A great example of such a program is the American Ownership and Resilience Act (AORA) introduced in the Senate by Sen. Chris Van Hollen (D-MD) and Sen. Jerry Moran (R-KS) and cosponsored by Sen. Tammy Baldwin (D-WI), Sen. Todd Young (R-IN), Sen. Jeanne Shaheen (D-NH), Sen. Eric Schmitt (R-MO), and Sen. Peter Welch (D-VT). It was introduced in the House by Rep. Lori Trahan (D-MA) and Rep. Blake Moore (R-UT) and cosponsored by Rep. Dusty Johnson (R-SD) and Rep. Bill Foster (D-IL). AORA would significantly enhance U.S. supply chain resilience, help retain production capabilities domestically and provide workers with the opportunity to build substantial retirement assets. AORA establishes a zero-subsidy investment facility within the U.S. Department of Commerce, modeled after the successful Small Business Investment Company (SBIC)
program at the Small Business Administration. This facility enables licensed private investment entities, known as Ownership Investment Companies (OICs), to mobilize private capital for the purchase of privately held businesses transitioning to ESOP ownership. This approach would help address a critical financing gap in ESOP transactions, allowing business owners to sell their companies to their employees rather than selling outside of their communities, possibly to a foreign entity, or closing entirely.

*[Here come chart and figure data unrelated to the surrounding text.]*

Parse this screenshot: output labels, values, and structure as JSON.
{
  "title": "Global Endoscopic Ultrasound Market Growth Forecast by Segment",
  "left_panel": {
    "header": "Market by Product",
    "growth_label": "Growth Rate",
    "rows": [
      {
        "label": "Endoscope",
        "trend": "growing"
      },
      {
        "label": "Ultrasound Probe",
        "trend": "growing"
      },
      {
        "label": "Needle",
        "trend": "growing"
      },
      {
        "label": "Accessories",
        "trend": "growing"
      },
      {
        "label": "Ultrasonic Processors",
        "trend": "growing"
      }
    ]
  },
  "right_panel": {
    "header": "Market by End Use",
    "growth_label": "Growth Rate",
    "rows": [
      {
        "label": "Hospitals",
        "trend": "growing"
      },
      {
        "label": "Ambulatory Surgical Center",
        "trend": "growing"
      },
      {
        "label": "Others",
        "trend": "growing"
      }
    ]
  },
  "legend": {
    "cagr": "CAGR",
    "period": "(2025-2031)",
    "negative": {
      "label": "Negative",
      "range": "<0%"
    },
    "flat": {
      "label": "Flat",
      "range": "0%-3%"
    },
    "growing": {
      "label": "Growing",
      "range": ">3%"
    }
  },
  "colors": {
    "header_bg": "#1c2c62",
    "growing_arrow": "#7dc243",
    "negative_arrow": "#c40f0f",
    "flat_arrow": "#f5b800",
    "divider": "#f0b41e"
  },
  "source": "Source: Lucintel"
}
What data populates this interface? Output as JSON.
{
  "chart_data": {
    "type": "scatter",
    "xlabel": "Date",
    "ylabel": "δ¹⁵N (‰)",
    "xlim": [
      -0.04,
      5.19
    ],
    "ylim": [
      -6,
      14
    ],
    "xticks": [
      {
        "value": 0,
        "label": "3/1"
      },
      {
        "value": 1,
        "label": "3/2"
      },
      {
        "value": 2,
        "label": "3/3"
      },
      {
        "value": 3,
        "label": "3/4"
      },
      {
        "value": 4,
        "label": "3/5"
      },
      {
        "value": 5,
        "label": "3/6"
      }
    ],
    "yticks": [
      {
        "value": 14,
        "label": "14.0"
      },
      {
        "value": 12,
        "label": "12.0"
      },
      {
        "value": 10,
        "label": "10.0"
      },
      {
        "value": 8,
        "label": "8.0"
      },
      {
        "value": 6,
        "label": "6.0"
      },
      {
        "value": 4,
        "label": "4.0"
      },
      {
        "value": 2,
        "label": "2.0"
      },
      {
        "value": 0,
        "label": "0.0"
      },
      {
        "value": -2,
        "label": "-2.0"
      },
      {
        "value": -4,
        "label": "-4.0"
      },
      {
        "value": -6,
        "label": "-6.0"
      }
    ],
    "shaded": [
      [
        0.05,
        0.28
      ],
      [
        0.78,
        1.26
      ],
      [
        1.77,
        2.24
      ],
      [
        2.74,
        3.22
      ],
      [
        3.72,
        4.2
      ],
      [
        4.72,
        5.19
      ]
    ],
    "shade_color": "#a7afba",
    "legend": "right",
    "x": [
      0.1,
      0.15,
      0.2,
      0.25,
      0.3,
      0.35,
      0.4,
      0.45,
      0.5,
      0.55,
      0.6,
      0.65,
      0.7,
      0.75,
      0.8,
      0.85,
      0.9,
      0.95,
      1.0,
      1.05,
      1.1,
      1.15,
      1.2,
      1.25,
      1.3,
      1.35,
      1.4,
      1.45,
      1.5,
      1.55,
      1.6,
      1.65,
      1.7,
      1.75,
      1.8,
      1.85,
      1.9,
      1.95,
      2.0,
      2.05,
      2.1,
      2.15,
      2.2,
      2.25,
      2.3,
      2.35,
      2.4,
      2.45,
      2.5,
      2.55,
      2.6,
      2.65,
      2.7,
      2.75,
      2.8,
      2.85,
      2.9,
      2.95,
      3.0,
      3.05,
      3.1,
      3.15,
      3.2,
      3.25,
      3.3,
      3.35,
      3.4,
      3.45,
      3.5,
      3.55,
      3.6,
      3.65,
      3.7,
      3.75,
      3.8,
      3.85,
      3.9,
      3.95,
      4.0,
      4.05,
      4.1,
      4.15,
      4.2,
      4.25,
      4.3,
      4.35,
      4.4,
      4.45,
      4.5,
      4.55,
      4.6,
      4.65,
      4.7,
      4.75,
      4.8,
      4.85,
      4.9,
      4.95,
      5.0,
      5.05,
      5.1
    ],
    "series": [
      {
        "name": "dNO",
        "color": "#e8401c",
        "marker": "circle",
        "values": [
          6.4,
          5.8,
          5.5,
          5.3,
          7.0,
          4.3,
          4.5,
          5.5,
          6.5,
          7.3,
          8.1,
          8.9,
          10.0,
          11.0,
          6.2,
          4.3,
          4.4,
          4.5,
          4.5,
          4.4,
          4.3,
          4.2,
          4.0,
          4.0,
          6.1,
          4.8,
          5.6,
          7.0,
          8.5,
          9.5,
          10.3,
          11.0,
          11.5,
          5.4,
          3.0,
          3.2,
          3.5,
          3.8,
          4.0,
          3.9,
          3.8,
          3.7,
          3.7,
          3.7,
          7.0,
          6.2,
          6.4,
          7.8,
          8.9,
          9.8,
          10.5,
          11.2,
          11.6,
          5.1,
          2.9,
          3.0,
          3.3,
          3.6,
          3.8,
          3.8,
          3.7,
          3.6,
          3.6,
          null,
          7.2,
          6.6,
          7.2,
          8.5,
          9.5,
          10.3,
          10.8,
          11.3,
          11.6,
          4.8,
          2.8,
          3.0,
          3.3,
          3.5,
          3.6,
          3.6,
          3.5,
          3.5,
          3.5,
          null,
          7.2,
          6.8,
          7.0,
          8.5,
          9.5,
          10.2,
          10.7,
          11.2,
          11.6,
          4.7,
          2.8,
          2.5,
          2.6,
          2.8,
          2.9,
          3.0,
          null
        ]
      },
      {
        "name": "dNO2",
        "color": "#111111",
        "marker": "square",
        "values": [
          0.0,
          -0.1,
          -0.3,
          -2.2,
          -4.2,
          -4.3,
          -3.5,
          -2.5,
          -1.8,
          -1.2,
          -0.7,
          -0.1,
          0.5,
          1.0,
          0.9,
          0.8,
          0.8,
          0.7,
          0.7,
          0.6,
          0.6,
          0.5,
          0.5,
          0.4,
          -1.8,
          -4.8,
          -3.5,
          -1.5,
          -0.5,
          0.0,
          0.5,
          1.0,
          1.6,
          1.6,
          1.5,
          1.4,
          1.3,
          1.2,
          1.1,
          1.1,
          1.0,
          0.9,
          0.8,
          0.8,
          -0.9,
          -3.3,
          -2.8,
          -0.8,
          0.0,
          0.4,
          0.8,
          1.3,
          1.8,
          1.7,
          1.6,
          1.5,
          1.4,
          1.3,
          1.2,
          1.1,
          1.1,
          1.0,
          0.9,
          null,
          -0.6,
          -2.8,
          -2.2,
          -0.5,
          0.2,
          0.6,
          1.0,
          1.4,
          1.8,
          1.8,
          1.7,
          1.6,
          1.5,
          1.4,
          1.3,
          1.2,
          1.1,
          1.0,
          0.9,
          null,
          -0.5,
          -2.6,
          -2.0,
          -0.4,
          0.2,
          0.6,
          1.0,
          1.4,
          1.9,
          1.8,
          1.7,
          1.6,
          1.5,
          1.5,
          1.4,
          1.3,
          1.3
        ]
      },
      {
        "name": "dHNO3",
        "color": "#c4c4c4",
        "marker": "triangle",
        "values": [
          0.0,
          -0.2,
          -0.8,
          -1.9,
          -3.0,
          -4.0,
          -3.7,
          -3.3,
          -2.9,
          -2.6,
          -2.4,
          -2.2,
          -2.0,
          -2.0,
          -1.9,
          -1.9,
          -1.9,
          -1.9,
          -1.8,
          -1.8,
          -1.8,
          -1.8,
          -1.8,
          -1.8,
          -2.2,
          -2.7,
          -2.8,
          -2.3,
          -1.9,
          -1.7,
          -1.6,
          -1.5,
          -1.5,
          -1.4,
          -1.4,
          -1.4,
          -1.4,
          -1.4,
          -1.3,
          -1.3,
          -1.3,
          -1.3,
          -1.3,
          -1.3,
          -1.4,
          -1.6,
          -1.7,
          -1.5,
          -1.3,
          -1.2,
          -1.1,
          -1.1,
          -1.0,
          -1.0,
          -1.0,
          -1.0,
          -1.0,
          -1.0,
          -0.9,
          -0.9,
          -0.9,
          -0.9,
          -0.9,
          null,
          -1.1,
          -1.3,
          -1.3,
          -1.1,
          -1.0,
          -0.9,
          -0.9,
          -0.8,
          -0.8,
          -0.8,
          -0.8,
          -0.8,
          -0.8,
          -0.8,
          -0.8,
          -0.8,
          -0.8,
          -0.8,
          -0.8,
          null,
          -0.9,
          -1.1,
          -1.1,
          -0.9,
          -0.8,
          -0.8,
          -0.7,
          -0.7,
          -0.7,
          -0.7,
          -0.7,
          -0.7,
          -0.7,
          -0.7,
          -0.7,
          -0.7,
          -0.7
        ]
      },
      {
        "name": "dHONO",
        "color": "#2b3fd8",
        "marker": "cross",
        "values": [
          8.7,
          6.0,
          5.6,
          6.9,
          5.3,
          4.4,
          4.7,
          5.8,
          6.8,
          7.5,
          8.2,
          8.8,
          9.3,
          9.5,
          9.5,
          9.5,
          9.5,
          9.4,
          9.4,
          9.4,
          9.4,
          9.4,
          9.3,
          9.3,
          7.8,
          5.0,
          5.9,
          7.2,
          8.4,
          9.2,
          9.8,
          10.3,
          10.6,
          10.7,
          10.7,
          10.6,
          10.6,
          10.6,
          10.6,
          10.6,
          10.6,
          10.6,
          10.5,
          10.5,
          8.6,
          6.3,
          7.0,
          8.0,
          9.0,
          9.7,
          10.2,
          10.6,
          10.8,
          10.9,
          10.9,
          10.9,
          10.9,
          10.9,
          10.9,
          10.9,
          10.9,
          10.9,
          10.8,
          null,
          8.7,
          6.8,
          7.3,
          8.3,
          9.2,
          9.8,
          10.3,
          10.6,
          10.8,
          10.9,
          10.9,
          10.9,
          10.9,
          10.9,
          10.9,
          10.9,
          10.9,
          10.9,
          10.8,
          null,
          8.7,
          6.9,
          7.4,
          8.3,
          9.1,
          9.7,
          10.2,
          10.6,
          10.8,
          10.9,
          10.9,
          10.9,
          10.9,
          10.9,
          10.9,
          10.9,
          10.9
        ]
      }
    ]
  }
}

Incentives to create more equity capital might be directed to family office, institutional, and PE investors but should include protections for ESOPs to prevent equity investors from flipping companies, wresting control, or selling off assets. Protections for any debt or equity incentives scenarios should also include limits on cost of capital, returns on investment, and might be structured similarly to enterprise or opportunity funds.

Selling stockholders are also important sources of capital because they can elect to receive debt instead of cash in return for a portion of the sale of their ownership. If a senior lender is already providing debt and has first call on the company’s assets, the selling stockholder typically will need added incentives to take on the risk associated with providing subordinated financing. This usually takes two forms: a higher interest rate or warrants that provide added returns based on the performance of the stock after it is sold to the ESOP. While these practices are common for mezzanine lenders in the broader marketplace, the Department of Labor has begun scrutinizing interest rates and warrants in their investigations, further impeding the motivation of sellers to
provide financing. 

Another motivation to incentivize sellers is “1042 Treatment” (under IRC Section 1042), which allows sellers to defer capital gains taxes by rolling over the proceeds from a sale of stock to the ESOP into certain domestic securities. While this has been helpful to close the gap between a 100% cash up-front sale to a third party,
until 2022 section 1042 only applied to the sale of stock of C-corporations, while many small to medium sized businesses are S-corporations. The SECURE 2.0 Act of 2022 allowed, for the first time, S-corporations access to section 1042 benefits, but not starting until 2028 and only at a limited (10%) level. Parity between S- and
C-corporations in this matter would be ideal.